Abstract

This study aimed to evaluate the effectiveness of blood alcohol testing in decreasing the prevalence of current one-month drinkers among road traffic crash patients within emergency departments at one, two, and three months after a crash. A cluster quasi-experimental study was conducted on 600 crash patients who visited one of the emergency departments at 21 hospitals in Udon Thani province, Thailand.

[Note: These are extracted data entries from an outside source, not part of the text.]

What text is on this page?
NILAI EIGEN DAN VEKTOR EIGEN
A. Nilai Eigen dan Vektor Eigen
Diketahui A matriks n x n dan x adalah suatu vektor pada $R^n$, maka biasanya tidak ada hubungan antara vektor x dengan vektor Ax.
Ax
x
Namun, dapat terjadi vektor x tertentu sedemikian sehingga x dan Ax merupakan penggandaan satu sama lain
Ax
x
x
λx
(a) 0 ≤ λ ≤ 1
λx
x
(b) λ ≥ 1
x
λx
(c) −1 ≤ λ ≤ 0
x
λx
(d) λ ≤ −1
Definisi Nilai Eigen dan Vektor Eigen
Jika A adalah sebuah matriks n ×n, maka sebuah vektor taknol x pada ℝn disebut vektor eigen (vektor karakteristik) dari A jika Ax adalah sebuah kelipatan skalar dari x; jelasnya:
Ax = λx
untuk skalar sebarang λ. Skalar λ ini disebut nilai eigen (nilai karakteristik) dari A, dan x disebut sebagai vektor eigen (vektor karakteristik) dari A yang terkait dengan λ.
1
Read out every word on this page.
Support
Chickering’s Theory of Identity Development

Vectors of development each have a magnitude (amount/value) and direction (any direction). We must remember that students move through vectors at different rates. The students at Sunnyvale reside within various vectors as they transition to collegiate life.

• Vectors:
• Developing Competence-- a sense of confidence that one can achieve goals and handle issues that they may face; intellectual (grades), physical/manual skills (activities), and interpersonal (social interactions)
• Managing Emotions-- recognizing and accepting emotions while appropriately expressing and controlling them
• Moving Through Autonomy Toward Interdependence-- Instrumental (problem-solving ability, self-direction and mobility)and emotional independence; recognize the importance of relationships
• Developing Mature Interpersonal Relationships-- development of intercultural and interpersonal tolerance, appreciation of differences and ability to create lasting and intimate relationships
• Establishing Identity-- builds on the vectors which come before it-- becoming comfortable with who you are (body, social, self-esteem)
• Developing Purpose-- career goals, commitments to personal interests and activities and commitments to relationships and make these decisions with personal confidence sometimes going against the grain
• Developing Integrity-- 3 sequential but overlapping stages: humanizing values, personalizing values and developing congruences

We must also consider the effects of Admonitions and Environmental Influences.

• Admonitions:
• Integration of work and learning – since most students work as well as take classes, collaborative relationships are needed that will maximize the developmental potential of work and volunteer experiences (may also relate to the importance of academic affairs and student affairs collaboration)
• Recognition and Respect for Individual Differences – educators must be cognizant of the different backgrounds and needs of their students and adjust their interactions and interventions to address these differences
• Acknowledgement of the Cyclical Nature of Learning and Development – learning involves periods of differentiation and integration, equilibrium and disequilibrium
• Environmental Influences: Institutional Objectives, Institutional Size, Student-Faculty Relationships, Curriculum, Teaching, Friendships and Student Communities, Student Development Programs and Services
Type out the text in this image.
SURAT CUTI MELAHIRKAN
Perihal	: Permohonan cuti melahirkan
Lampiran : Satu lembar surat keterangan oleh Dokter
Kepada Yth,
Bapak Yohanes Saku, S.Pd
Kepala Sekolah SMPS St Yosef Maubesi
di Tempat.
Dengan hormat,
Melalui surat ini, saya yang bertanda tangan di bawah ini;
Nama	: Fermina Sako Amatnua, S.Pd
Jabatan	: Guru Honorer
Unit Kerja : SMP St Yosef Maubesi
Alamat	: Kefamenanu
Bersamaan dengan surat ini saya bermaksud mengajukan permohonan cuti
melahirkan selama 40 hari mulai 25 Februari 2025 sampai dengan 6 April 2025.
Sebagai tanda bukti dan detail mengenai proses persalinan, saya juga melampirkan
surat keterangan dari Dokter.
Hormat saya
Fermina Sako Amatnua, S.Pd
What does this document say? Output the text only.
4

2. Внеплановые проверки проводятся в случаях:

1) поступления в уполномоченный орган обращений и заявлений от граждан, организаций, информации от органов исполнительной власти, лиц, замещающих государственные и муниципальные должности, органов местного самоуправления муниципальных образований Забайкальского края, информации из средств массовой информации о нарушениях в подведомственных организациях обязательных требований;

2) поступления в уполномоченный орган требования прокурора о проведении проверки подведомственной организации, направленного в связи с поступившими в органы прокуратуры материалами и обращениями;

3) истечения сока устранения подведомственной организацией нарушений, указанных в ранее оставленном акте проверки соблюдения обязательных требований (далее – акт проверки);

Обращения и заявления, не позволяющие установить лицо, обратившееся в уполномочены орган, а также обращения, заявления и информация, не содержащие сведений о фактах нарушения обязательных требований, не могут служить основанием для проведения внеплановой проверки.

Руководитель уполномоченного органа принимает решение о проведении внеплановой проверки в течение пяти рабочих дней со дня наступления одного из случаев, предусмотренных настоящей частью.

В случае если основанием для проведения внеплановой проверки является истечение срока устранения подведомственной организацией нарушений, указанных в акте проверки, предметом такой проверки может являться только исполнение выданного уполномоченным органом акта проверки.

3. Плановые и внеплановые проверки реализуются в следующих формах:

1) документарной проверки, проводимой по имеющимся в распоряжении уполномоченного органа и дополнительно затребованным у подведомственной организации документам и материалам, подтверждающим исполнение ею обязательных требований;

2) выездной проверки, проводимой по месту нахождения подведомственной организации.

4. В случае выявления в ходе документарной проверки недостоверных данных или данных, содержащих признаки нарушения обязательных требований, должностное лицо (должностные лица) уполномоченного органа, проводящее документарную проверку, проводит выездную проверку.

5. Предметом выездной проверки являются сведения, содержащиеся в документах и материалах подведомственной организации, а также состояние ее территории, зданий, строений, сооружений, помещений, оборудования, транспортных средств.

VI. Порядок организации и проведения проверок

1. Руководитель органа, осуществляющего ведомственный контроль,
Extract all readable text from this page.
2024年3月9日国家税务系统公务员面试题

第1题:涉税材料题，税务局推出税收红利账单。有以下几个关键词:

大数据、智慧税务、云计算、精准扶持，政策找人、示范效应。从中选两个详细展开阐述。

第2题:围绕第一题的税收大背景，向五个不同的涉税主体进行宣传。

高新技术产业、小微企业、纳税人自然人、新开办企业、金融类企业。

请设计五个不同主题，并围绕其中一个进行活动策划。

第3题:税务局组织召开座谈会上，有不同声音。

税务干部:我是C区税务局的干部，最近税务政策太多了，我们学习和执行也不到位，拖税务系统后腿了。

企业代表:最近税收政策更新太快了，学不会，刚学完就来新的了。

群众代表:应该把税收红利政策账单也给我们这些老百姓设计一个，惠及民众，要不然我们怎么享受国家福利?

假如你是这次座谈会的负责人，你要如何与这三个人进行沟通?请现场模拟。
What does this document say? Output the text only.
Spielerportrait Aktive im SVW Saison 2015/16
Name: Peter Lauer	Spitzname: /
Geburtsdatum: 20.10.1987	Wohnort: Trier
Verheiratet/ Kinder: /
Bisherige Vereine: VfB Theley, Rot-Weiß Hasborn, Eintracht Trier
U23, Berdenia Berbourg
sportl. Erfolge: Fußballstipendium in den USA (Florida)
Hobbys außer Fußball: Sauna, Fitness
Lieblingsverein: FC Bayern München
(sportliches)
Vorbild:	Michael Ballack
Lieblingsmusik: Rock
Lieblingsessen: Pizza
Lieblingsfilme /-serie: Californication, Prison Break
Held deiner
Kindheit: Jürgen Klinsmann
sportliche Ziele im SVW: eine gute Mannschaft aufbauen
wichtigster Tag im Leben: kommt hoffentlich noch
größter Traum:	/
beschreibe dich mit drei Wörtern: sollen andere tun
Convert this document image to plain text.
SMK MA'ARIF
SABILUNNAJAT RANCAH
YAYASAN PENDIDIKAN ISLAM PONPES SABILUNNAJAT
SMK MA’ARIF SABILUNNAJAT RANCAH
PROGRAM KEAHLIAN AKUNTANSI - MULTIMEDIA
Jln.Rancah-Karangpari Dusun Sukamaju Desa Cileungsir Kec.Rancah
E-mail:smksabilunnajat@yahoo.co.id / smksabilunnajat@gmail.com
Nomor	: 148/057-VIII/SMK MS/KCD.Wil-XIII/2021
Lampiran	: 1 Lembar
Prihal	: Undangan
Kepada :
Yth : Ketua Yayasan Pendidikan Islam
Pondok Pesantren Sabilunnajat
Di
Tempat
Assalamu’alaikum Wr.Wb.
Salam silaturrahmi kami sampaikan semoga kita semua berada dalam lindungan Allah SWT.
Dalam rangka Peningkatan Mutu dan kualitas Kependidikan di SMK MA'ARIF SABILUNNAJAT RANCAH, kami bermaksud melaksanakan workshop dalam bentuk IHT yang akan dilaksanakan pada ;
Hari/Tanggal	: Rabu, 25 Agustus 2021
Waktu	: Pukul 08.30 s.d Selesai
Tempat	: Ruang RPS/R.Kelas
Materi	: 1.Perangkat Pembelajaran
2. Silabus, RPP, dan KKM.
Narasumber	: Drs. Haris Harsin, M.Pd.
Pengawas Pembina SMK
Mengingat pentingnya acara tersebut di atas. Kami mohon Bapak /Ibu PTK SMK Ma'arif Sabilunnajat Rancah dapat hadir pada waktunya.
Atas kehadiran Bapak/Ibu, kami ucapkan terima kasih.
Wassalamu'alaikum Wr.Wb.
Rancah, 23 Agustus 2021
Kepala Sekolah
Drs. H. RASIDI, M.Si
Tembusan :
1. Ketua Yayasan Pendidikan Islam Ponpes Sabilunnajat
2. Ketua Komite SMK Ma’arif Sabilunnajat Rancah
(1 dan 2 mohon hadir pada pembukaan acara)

The hospitals were categorised into a (i) high-adherence hospital group (≥70% of all patients) and (ii) low-adherence hospital group (<70% of all patients) according to the compliance of blood alcohol testing in their emergency departments. The data were collected by a trained nurse using a structured questionnaire. The primary outcome was the prevalence of one-month current drinkers. We included 600 patients: 291 from six hospitals in the high-adherence group and 309 from 15 hospitals in the low-adherence group. The prevalence of one-month current drinkers significantly decreased in both the high-adherence and low-adherence groups. However, the prevalence of current drinkers at two and three months after a crash was not statistically significant compared to that one month prior to a crash (48.0% to 19.3% and 31.7% to 13.8% in the high- and low-adherence hospital groups, respectively; p < 0.05 from McNemar’s test). The effectiveness of blood alcohol testing in decreasing the prevalence of one-month current drinkers among traffic crash patients within emergency departments was observed to be statistically significant only at one month after a crash, and not at two and three months.